| 去る6月30日、「どぶろく祭り」で有名な白川八幡神社にて、無病息災を願った「夏越しの祓(はらえ)
茅(ち)の輪くぐり」という神事が行なわれました。直前まで降り続いた雨もあがり、神事がはじまる夕刻には荻町の住民の方々を中心に50名ちかくの方が神社に集まりました。
宮司によるお祓いの後、宮司を先頭に参加者が一列になり、茅でつくられた直径2m以上ある輪を一人ずつくぐります。列は8の字を描くようにゆっくりと進み、茅の輪を左回り、右回り、左回りと3回くぐります。輪をくぐる瞬間は、なにか異なる世界への入り口を感じさせます。その後、本殿内へ移動し、神事は続きました。

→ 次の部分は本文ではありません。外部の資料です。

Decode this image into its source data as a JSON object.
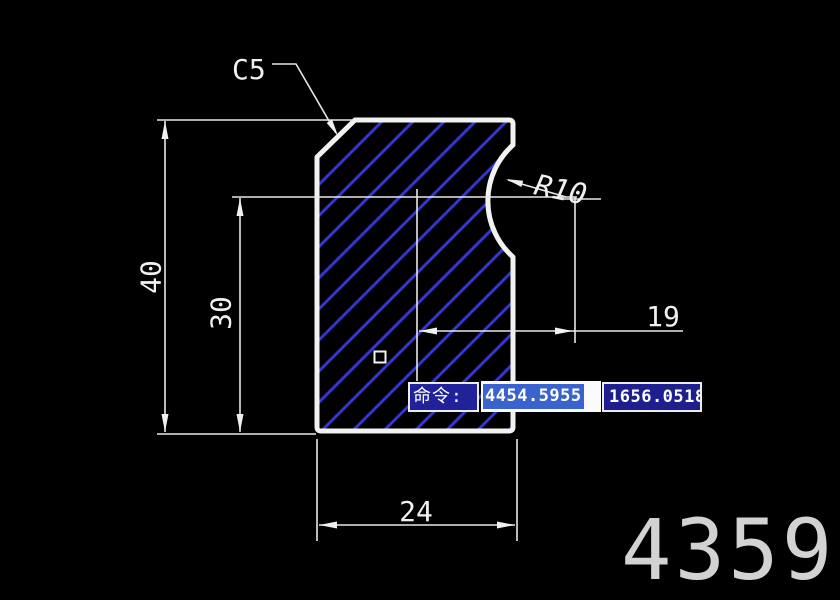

白川郷では合掌造りの屋根として馴染み深い茅ですが、日本各地には「茅(かや・ち)」には不思議な霊力を持つとする民俗信仰や民俗行事があります。その代表的なものが「茅(ち)巻き(粽)を食べる習慣と「茅(ち)の輪くぐり」の民俗行事です。
「茅の輪くぐり」は、6月30日の「夏越(なごし)」の際に神社の神前に建てられた茅を巻いた大きな輪を潜る民俗行事で、日本各地で行なわれています。夏以降を無事に乗り切れるようにとの願いが込められています。「茅の輪くぐり」の神事は1時間たらずでしたが、茅と生活との結びつきを強く感じ、日本人が大事にしてきたものにすこしふれられたような気がした貴重な時間となりました。